Selamat

Minggu, 20 Juni 2021

BERITA

10 Juni 2021|19:31 WIB

Pertukaran Data Pribadi, Tantangan Kongsi Perbankan – Fintech

Rancangan Undang-Undang Perlindungan Data Pribadi (RUU PDP) hingga kini belum juga disahkan sejak masuk Program Legislasi Nasional atau Prolegnas tahun 2020

Oleh: Faisal Rachman

ImageIlustrasi Perlindungan data pribadi. ist.dok

JAKARTA - Otoritas Jasa Keuangan (OJK) menyebutkan perlindungan dan pertukaran data pribadi nasabah yang belum dijamin oleh undang-undang, menjadi salah satu satu tantangan kolaborasi perbankan dengan pihak nonperbankan. Termasuk pelaku teknologi finansial atau fintech.

"Merespon kolaborasi fintech dan perbankan, kami melihat tantangan-tantangan yang ada supaya kolaborasi dapat berjalan lebih baik. Kami berharap ketika perbankan bekerjsama dengan fintech, maka perlu diperhatikan juga prinsip perlindungan data, walau kita belum ada UU Perlindungan Data Pribadi atau UU PDP," kata Deputi Direktur Basel dan Perbankan Internasional OJK Tony dalam diskusi daring di Jakarta, Kamis (10/6).

OJK sendiri, lanjutnya sudah meminta perbankan memperhatikan hal tersebut. Hal lainnya yang tak kalah penting adalah soal kebijakan data transfer, sehingga tidak melanggar rahasia bank yang memang diatur oleh UU Perbankan.

Rancangan Undang-Undang Perlindungan Data Pribadi (RUU PDP) hingga kini belum juga disahkan sejak masuk Program Legislasi Nasional atau Prolegnas tahun 2020 dan berlanjut pada tahun ini. RUU tersebut masih dalam tahap pembahasan oleh legislator.

Tantangan kedua, lanjut Tony, yaitu risiko kebocoran data nasabah. Otoritas pun meminta perbankan untuk menerapkan kebijakan tata kelola data yang baik.

"Kedua, kami minta terkait bagaimana kebijakan tata kelola data tersebut. Ketika data itu dikelola oleh bank dan bagaimana itu dikelola oleh fintech," ujar Tony.
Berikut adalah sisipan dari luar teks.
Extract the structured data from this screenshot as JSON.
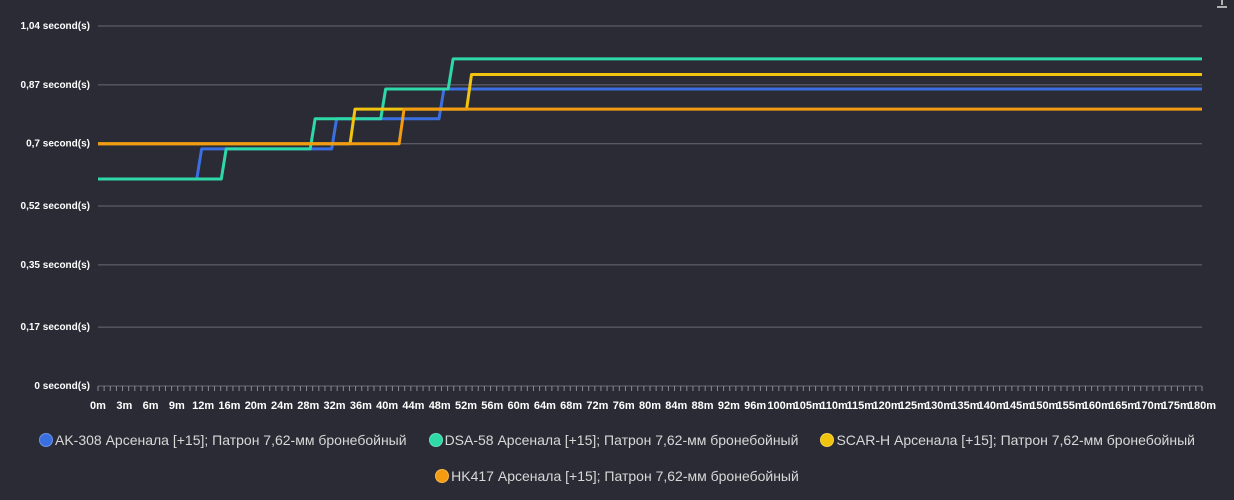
{
  "chart_data": {
    "type": "line",
    "x_labels": [
      "0m",
      "3m",
      "6m",
      "9m",
      "12m",
      "16m",
      "20m",
      "24m",
      "28m",
      "32m",
      "36m",
      "40m",
      "44m",
      "48m",
      "52m",
      "56m",
      "60m",
      "64m",
      "68m",
      "72m",
      "76m",
      "80m",
      "84m",
      "88m",
      "92m",
      "96m",
      "100m",
      "105m",
      "110m",
      "115m",
      "120m",
      "125m",
      "130m",
      "135m",
      "140m",
      "145m",
      "150m",
      "155m",
      "160m",
      "165m",
      "170m",
      "175m",
      "180m"
    ],
    "y_ticks": [
      {
        "value": 0,
        "label": "0 second(s)"
      },
      {
        "value": 0.17,
        "label": "0,17 second(s)"
      },
      {
        "value": 0.35,
        "label": "0,35 second(s)"
      },
      {
        "value": 0.52,
        "label": "0,52 second(s)"
      },
      {
        "value": 0.7,
        "label": "0,7 second(s)"
      },
      {
        "value": 0.87,
        "label": "0,87 second(s)"
      },
      {
        "value": 1.04,
        "label": "1,04 second(s)"
      }
    ],
    "ylim": [
      0,
      1.04
    ],
    "xlim": [
      0,
      180
    ],
    "series": [
      {
        "name": "AK-308 Арсенала [+15]; Патрон 7,62-мм бронебойный",
        "color": "#3b6fe0",
        "steps": [
          [
            0,
            0.598
          ],
          [
            16.5,
            0.685
          ],
          [
            38.5,
            0.772
          ],
          [
            56,
            0.858
          ]
        ]
      },
      {
        "name": "DSA-58 Арсенала [+15]; Патрон 7,62-мм бронебойный",
        "color": "#2ed8a7",
        "steps": [
          [
            0,
            0.598
          ],
          [
            20.5,
            0.685
          ],
          [
            35,
            0.772
          ],
          [
            46.5,
            0.858
          ],
          [
            57.5,
            0.945
          ]
        ]
      },
      {
        "name": "SCAR-H Арсенала [+15]; Патрон 7,62-мм бронебойный",
        "color": "#f1c40f",
        "steps": [
          [
            0,
            0.7
          ],
          [
            41.5,
            0.8
          ],
          [
            60.5,
            0.9
          ]
        ]
      },
      {
        "name": "HK417 Арсенала [+15]; Патрон 7,62-мм бронебойный",
        "color": "#f39c12",
        "steps": [
          [
            0,
            0.7
          ],
          [
            49.5,
            0.8
          ]
        ]
      }
    ]
  },
  "menu_icon": "download-icon"
}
Adapun tantangan berikutnya yaitu terkait risiko serangan siber dan risiko pihak ketiga. Untuk risiko serangan siber, OJK meminta perbankan menerapkan cyber security management, cyber security assesment, cyber security exercise, dan cyber security reporting yang mengacu kepada standar internasional. Sedangkan untuk risiko pihak ketiga, OJK meminta perbankan memiliki kebijakan alih daya atau outsourcing dan standar kerja sama bank dengan pihak ketiga.

Tony menyampaikan, secara umum OJK sangat mendukung adanya akslerasi transformasi digital perbankan. Terutama terkait kolaborasi dan kerja sama yang erat antara berbagai lembaga jasa keuangan dalam mendukung ekosistem ekonomi digital.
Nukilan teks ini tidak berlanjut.